L’importance d’une occupation qui ne se renferme pas sur elle-même
La tentative de la présidence d’isoler les étudiants mobilisés en les pointant du doigt comme responsables de la fermeture administrative a connu la meilleure des réponses : l’occupation s’est organisée et les étudiants ne se tournent pas les pouces. Des ateliers banderoles ou des repas solidaires sont mis en place et les discussions se multiplient au sein de l’occupation, par exemple sur la montée guerrière en cours et les moyens de s’y opposer, discussions encouragées par exemple par un exposé sur mai 68, à des projections de films militants, ou à des conférences sur Gaza. Ces rendez-vous permettent de ne pas nous renfermer sur nous-mêmes. La présidence a décidé de tout fermer pour faire fuir les étudiants ? Essayons de les faire revenir sur le campus pour faire de la politique !

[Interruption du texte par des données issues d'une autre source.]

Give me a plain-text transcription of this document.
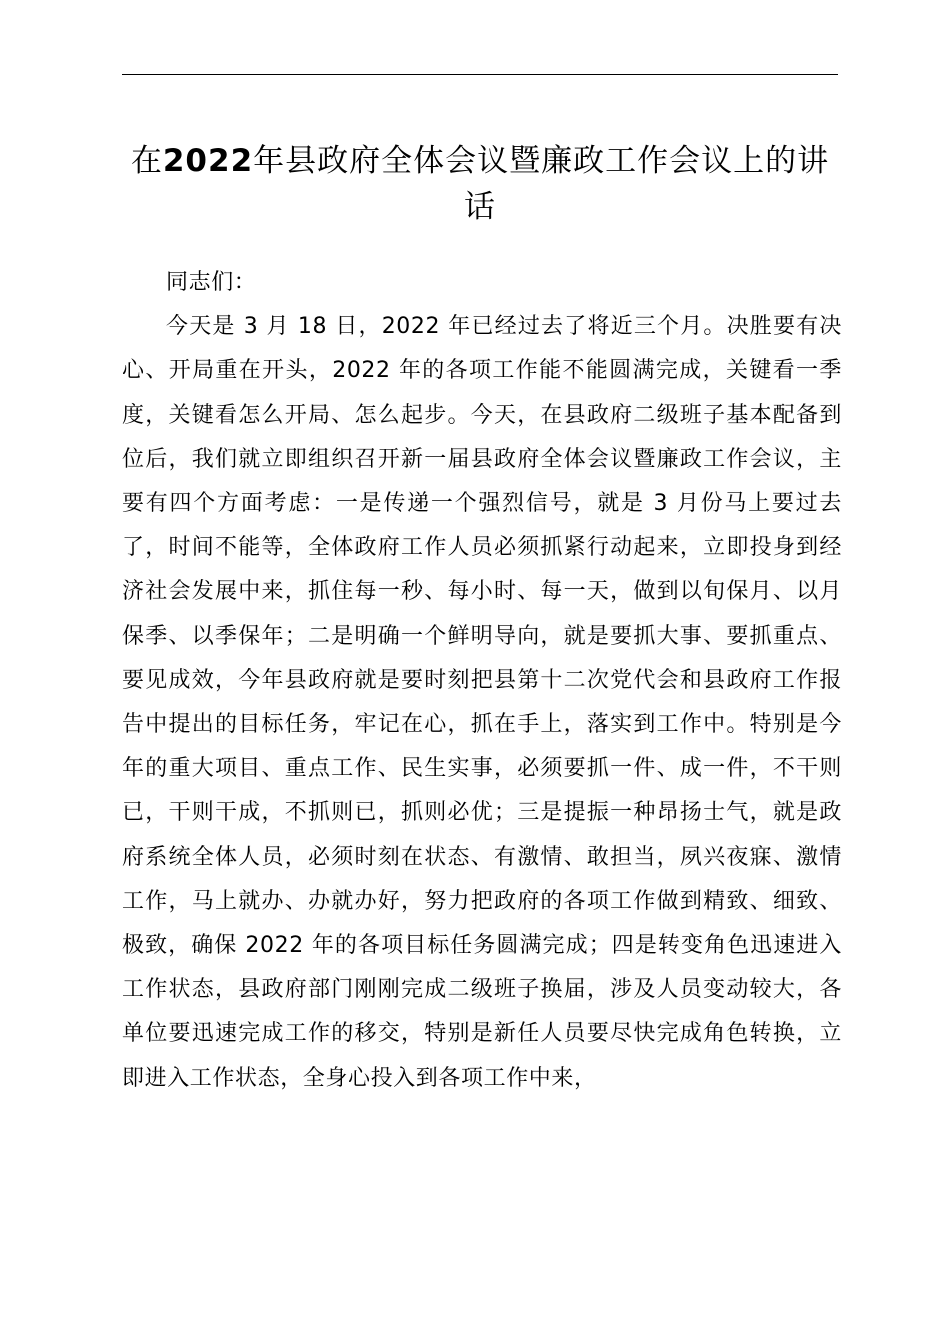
在2022年县政府全体会议暨廉政工作会议上的讲话

同志们：

今天是 3 月 18 日，2022 年已经过去了将近三个月。决胜要有决心、开局重在开头，2022 年的各项工作能不能圆满完成，关键看一季度，关键看怎么开局、怎么起步。今天，在县政府二级班子基本配备到位后，我们就立即组织召开新一届县政府全体会议暨廉政工作会议，主要有四个方面考虑：一是传递一个强烈信号，就是 3 月份马上要过去了，时间不能等，全体政府工作人员必须抓紧行动起来，立即投身到经济社会发展中来，抓住每一秒、每小时、每一天，做到以旬保月、以月保季、以季保年；二是明确一个鲜明导向，就是要抓大事、要抓重点、要见成效，今年县政府就是要时刻把县第十二次党代会和县政府工作报告中提出的目标任务，牢记在心，抓在手上，落实到工作中。特别是今年的重大项目、重点工作、民生实事，必须要抓一件、成一件，不干则已，干则干成，不抓则已，抓则必优；三是提振一种昂扬士气，就是政府系统全体人员，必须时刻在状态、有激情、敢担当，夙兴夜寐、激情工作，马上就办、办就办好，努力把政府的各项工作做到精致、细致、极致，确保 2022 年的各项目标任务圆满完成；四是转变角色迅速进入工作状态，县政府部门刚刚完成二级班子换届，涉及人员变动较大，各单位要迅速完成工作的移交，特别是新任人员要尽快完成角色转换，立即进入工作状态，全身心投入到各项工作中来，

Ce n’est qu’un début, continuons le combat !
Il reste donc du travail pour étendre le plus possible la mobilisation aux autres facs, au personnel, aux professeurs, et bien au-delà encore, car ce qui fait peur au gouvernement et aux patrons, c’est que tous les secteurs touchés par les coupes budgétaires et les politiques patronales descendent dans la rue, bras dessus bras dessous, pour mettre un grand coup de frein aux plans d’austérité d’aujourd’hui et de demain. Nous ne pouvons pas savoir ce que deviendra cette mobilisation dans les prochaines semaines, mais ce qui est sûr, c’est qu’elle a déjà vu naître en son sein de nouveaux militants. Elle permet encore de politiser un certain nombre d’étudiants qui ne manqueront pas d’être aussi au rendez-vous pour les mobilisations futures.